It’s May in Indianapolis and it still just doesn’t seem the same without Tom Carnegie’s booming voice over the PA at the Indianapolis Motor Speedway. The man was an icon. He was as much a part of the track as any driver. Rivaled by no one, maybe even more part of the Yard of Bricks than the actual drivers who drove over them. Andretti, Unser, Foyt, Mears in my opinion couldn’t hold a carafe of milk higher than Tom.
I had the honor and the privileged of knowing this man personally. Tom was the kindest, most personable man you would ever have the chance to meet. Humble, remarkably humble. Tom would always be genuinely surprised when someone would ask him for his autograph, he always considered it an honor. If he met you he would never forget your face or your name. If you asked Tom about any race he could tell you the slightest detail about anything. He was the encyclopedia of the Indianapolis Motor Speedway, a true marvel to be around.
I first met Tom at my grandparent’s restaurant. Tom was a regular and my family welcomed him in with open arms. During the month of May was when Tom really brought out the heavy artillery. Tom brought hundreds of people into the restaurant from out-of-town. He brought drivers, mostly rookies who just wanted to say that they hung out with a legend at dinner. Tom started at the Speedway in 1946, so by the 1980’s he was a legend. I remember my grandparents telling my sister and I to bring Tom anything he wanted and we did. He always laughed his booming laugh and clapped his hands as if he were surprised to get the attention, even though we treated him exactly the same way the weekend before.
Tom was not only loveable, he was incredibly driven. Tom was afflicted with polio his junior year in college. Persistent and stubborn, Tom would not let his disease stop him. Tom swam on the swim team to keep up his leg strength. In the mean time he picked up another hobby, the debate team. During one competition he entered a sports radio contest, which he won. Then his career in sports took off.
Tom was the sports director at WRTV-TV from 1953 to 1985. He always believed his success was directly linked to helping other people, which lead him to always encourage and give opportunities to others. I remember a story Mark Patrick told once about Tom while he was an intern for Tom at WRTV. Patrick remembered how Tom asked him to go out to interview the visiting team the Pacers were playing the next night. The team happened to be the Chicago Bulls and the interviewee just happened to be Michael Jordan. That was just the way Tom was, selfless, always wanting to inspire others. Tom had a special gift seeing talent in others they didn’t necessary see in themselves at the time.
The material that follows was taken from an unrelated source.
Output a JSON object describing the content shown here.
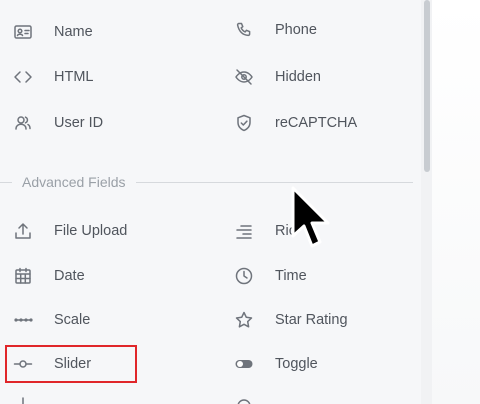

I remember when Tom finally retired from the Speedway. I don’t think there was a dry eye at the track when he took his final lap around the Yard of Bricks. And that was enough for Tom. He didn’t want money. He didn’t want fame. Just being driven around the track one more time brought so much joy to him. He would tell the story as if it were yesterday with his booming voice and love of life laugh.
I remember how sad Tom was when my dad passed away. Tom and my dad shared a passion for high school basketball. He pulled some strings to get my dad on the Indiana High School Basketball Hall of Fame Committee. My dad was thrilled and I believe it was just as much of a thrill for Tom to get him on the committee. I remember he held my hand and said “Your dad was a class act, Stephanie.” What great words coming from such a great man.
When Tom passed away in 2011, I remember being sad. He was such an incredible man. Then I remember thinking about someone who took life and squeezed every opportunity given to him and had the grace to do the same things for others. He lived the fullest live of any person I’ve ever known.
While it was hard to say goodbye to Tom, my hope is to have someone look back on my life and say I lived it to the fullest because Tom Carnegie certainly did.